Other shared priorities include softening the brunt of tax increases triggered by property tax reappraisals and reducing the business equipment tax — although disagreements are likely over the amount of decrease.
“We have a real concern that homes will be overvalued,” said Senate President Bob Story, R-Park City. Story said reappraisals kicked in right before the economic downturn, creating projected tax increases that no longer coincide with home values.
During the second half of the legislative session, the focus is always on balancing the budget, a requirement of the Montana Constitution. This year lawmakers are confronted with a shifting baseline brought on by dwindling revenue estimates and the promise of stimulus funds, which could be delivered as soon as next month.

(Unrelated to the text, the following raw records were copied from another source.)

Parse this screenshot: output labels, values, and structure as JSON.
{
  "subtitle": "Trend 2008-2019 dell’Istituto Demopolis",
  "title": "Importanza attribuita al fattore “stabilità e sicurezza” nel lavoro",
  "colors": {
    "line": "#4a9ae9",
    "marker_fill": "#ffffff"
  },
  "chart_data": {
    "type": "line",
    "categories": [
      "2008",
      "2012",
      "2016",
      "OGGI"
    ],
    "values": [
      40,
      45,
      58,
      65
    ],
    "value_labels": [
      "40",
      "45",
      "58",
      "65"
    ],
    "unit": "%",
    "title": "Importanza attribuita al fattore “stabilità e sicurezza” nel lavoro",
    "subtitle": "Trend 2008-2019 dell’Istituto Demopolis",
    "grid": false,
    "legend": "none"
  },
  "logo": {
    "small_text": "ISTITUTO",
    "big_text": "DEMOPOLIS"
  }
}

Legislators have already tussled over how to oversee the federal funds, with Republicans calling for a special commission of citizens and lawmakers that Democrats oppose.
“I feel very strongly that the oversight for that should be the Legislature, that the interim Finance Committee is totally equipped for that,” Williams said.
The recession has fed the sense of urgency over balancing the budget, and Democratic Gov. Brian Schweitzer is prodding lawmakers to make quick work of distributing stimulus funds.
But legislative leaders on both sides say they will proceed at their own pace.
“If we did have a check in the bank tomorrow in Montana, we wouldn’t be moving any dirt by Friday with it,” Story said.